IRS Tax Whistleblower Articles
CCH NEWSLETTER, Federal Tax Weekly, NO. 41, OCTOBER 16, 2008, Washington Report
Experts predict Tax Court's amended rules may encourage whistleblower actions
Newly amended Tax Court rules may encourage more whistleblowers to come forward, Scott Knott and Gregory Lyman of The Ferraro Law Firm, Washington, D.C., recently told CCH.
The new explanation to Tax Court Rule 340 provides authority for the court to allow a petitioner to proceed anonymously and to seal the record when appropriate in whistleblower actions, Knott and Lyman explained. "As a result of this new language in the Rules, we believe that the Tax Court will be sympathetic to informants by accepting the filing of anonymous appeals of award determinations and then granting our motions to place the record in these matters under seal."
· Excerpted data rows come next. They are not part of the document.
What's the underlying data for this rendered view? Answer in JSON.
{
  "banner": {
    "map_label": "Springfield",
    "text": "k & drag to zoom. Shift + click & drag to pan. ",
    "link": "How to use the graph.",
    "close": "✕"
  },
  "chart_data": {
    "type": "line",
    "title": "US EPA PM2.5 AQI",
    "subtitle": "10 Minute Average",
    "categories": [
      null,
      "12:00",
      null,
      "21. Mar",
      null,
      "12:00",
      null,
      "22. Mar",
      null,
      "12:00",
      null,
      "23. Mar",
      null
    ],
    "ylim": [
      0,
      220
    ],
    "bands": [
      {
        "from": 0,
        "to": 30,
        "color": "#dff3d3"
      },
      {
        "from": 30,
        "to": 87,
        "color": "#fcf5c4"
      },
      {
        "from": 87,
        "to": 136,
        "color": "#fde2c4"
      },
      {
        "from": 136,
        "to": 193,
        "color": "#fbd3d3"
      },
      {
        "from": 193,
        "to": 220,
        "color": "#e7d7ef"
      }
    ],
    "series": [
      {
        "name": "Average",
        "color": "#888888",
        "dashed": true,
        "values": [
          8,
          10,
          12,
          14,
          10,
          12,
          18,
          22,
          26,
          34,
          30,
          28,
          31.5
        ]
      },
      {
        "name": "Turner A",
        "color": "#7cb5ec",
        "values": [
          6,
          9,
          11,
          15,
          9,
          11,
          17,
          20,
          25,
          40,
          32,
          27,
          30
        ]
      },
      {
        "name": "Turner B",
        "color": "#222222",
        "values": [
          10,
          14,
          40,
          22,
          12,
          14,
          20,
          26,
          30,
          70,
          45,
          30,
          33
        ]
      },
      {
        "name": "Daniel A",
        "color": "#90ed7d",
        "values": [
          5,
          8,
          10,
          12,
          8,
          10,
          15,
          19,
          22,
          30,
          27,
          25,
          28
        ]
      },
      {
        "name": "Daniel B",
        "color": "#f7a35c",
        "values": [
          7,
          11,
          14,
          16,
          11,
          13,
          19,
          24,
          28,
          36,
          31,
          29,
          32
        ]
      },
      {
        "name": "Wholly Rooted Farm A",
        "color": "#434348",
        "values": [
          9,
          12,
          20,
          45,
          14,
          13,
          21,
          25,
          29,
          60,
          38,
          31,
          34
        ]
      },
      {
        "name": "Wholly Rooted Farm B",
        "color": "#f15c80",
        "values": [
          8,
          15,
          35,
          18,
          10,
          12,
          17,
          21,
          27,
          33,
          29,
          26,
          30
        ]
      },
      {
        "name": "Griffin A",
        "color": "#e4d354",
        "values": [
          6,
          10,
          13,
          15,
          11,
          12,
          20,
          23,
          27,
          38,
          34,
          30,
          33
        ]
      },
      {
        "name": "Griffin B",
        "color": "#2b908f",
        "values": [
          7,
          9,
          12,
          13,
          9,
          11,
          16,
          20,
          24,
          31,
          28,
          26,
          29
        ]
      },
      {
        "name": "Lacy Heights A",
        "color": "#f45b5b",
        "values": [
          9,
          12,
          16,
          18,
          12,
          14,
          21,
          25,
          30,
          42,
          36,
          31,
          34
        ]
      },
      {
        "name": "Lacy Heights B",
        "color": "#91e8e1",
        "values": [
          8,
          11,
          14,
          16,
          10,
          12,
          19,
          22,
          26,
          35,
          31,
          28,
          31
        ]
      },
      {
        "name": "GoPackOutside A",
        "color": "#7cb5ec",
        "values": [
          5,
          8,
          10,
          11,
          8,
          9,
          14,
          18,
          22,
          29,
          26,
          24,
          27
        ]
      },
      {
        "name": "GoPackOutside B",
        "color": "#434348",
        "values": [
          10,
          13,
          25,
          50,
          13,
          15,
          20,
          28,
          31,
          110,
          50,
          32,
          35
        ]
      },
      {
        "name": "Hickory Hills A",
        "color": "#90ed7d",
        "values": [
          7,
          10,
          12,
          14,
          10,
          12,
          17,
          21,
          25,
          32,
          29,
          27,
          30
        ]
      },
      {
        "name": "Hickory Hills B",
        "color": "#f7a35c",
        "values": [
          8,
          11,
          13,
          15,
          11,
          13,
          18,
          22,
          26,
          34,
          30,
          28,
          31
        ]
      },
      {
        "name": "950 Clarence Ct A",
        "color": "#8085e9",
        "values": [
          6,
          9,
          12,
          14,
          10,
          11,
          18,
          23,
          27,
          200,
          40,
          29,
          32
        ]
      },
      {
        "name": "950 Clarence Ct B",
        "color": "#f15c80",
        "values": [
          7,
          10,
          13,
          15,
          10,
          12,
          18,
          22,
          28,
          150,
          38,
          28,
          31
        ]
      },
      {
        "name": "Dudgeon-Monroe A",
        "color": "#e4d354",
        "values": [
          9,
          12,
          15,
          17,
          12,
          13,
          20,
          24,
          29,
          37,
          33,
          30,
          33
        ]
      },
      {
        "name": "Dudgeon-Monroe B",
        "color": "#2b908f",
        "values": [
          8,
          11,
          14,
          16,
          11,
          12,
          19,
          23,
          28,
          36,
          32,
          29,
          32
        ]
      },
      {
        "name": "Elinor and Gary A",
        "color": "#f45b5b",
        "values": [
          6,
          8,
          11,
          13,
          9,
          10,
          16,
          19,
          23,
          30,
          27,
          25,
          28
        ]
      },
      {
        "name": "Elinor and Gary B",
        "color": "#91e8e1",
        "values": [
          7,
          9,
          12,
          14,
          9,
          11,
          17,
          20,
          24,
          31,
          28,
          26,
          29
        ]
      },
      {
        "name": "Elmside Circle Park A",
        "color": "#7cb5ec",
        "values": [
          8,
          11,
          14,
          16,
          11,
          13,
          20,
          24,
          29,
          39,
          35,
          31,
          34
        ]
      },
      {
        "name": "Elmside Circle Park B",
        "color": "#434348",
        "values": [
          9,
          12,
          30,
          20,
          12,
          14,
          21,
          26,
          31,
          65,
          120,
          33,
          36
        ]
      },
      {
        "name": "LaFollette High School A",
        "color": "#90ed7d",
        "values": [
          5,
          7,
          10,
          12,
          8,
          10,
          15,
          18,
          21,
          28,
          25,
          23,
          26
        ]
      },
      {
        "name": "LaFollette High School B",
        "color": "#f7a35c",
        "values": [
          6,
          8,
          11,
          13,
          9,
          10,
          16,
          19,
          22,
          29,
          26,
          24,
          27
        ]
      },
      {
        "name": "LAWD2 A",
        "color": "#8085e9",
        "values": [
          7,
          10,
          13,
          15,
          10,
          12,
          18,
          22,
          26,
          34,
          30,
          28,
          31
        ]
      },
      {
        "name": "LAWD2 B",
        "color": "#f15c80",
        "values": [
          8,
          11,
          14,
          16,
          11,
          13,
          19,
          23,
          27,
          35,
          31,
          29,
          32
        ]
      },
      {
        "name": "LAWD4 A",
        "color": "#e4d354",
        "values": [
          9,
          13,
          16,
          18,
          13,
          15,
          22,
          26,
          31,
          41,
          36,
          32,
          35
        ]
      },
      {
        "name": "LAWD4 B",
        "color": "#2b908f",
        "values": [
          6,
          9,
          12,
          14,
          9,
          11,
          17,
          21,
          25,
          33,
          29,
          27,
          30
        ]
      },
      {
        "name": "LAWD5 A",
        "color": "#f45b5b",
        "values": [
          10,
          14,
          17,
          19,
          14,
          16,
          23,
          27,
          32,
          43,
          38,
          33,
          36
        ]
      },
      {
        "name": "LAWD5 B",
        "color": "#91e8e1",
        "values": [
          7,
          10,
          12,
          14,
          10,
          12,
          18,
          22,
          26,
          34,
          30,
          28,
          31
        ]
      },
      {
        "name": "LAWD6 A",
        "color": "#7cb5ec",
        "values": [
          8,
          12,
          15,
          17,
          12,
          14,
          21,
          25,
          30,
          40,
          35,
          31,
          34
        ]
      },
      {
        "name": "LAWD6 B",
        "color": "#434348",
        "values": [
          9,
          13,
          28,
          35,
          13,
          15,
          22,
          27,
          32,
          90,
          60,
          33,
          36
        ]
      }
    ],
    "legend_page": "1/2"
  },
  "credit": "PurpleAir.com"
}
Another issue that was raised in the drafting of the Tax Court Rules is the appropriate standard of review for whistleblower actions. "We believe, and so does the Tax Court as shown in the new rules, that these cases should have full trials."
According to Knott and Lyman, Congress explicitly provided for Tax Court jurisdiction so that informants would not have to rely on the discretion of the IRS. They added that by saying "the appropriate scope of review will be developed in case law," the Tax Court is sending the "clear signal that it does not buy the IRS's administrative record approach."